Change is scary to people who cherish sameness, so sometimes they will passively, or aggressively, resist change. They refuse to give up their seat for a first-time guest, their old building for a new building, and their preferences in music styles—so they fight—afraid that if they give an inch on the use of hymnbooks, they’ll be dragged a mile closer to Hell by some pierced teenager with a loud electric guitar, a video projector, and an ungodly agenda.
But God designed this world and everything in it to change. Day to night, winter to spring, and birth to death are all essential cycles in a healthy life. The church is a body . . . and healthy bodies change. Healthy change is embraced and celebrated in healthy churches.
Change is also embraced and celebrated in the lives of healthy Christians.
Last week my wife stumbled upon an article written by a woman named Thelma Brewer. In this article Ms. Brewer makes an interesting observation about “change” and her experience in working with the young people at her church:
It (worship program in the church) is something which needs ones undivided attention for I find it is a problem that must have much investigation, careful planning and consecrated study. Especially is this true when dealing with young people. The program of Bible study and worship must be varied, there must often be something different. The young people demand this or they lose all interest and one by one they find other ways of spending their Sunday mornings. When we know this to be true it is a crime to refrain from changing the old “sot” program simply because “that is the way it has always been done” and therefore it must always be done that exact way. Variety is what we need!!
I like Thelma.
I know Thelma, or I should say, I knew Thelma.
Thelma Brewer was a woman who embraced new challenges.

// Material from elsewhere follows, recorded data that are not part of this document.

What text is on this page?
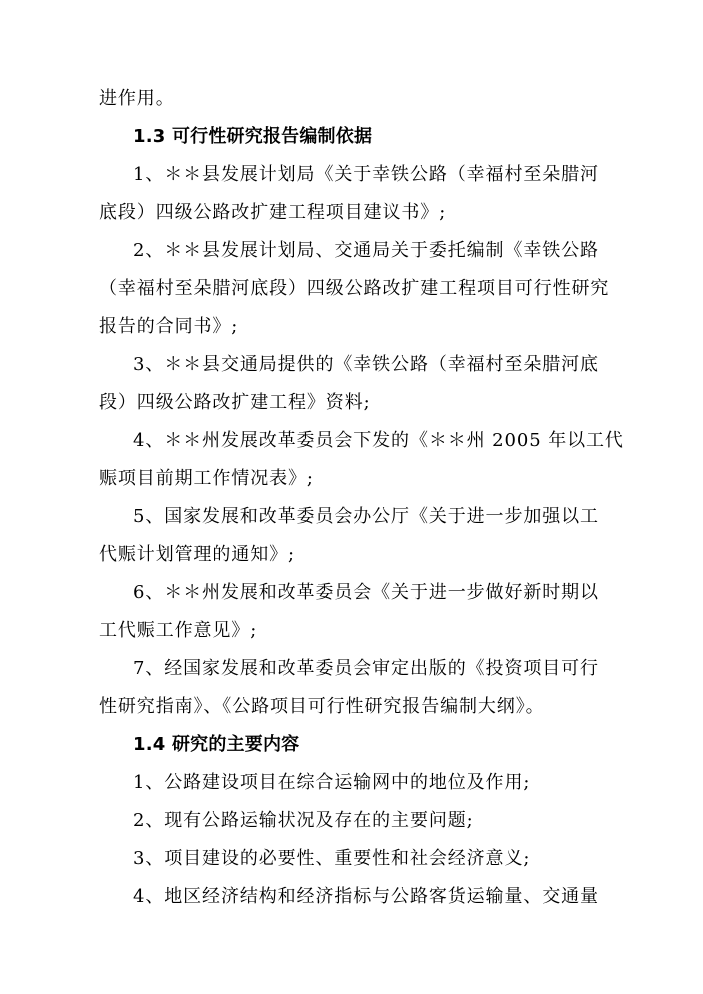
进作用。
1.3 可行性研究报告编制依据
1、＊＊县发展计划局《关于幸铁公路（幸福村至朵腊河
底段）四级公路改扩建工程项目建议书》;
2、＊＊县发展计划局、交通局关于委托编制《幸铁公路
（幸福村至朵腊河底段）四级公路改扩建工程项目可行性研究
报告的合同书》;
3、＊＊县交通局提供的《幸铁公路（幸福村至朵腊河底
段）四级公路改扩建工程》资料;
4、＊＊州发展改革委员会下发的《＊＊州 2005 年以工代
赈项目前期工作情况表》;
5、国家发展和改革委员会办公厅《关于进一步加强以工
代赈计划管理的通知》;
6、＊＊州发展和改革委员会《关于进一步做好新时期以
工代赈工作意见》;
7、经国家发展和改革委员会审定出版的《投资项目可行
性研究指南》、《公路项目可行性研究报告编制大纲》。
1.4 研究的主要内容
1、公路建设项目在综合运输网中的地位及作用;
2、现有公路运输状况及存在的主要问题;
3、项目建设的必要性、重要性和社会经济意义;
4、地区经济结构和经济指标与公路客货运输量、交通量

After graduating from Cincinnati Bible Seminary, Thelma and her husband answered God’s call to serve as missionaries in India. Later, Thelma and her husband answered God’s call to preach in East Tennessee where she and her husband answered God’s call to plant churches start a children’s home, open a Christian book store, and raise their four sons.
Each of Thelma’s four sons grew up to become well-respected preachers in Christian churches.
One of her sons I know well, because he’s my father-in-law, John H. Smith, who has been faithfully preaching in East Tennessee for over 40 years.
I knew Thelma Brewer as “Mamaw Smith.”
She was an amazing woman and one of my heroes in the faith.
Thelma–or I should say, “Mamaw”–wrote this article when she was a student at Cincinnati Bible Seminary in the 1920’s, but I think it still rings true today–especially as we consider positive life changes that can bring us, and lost young (and older) people, closer to God–“Variety IS what we need!!”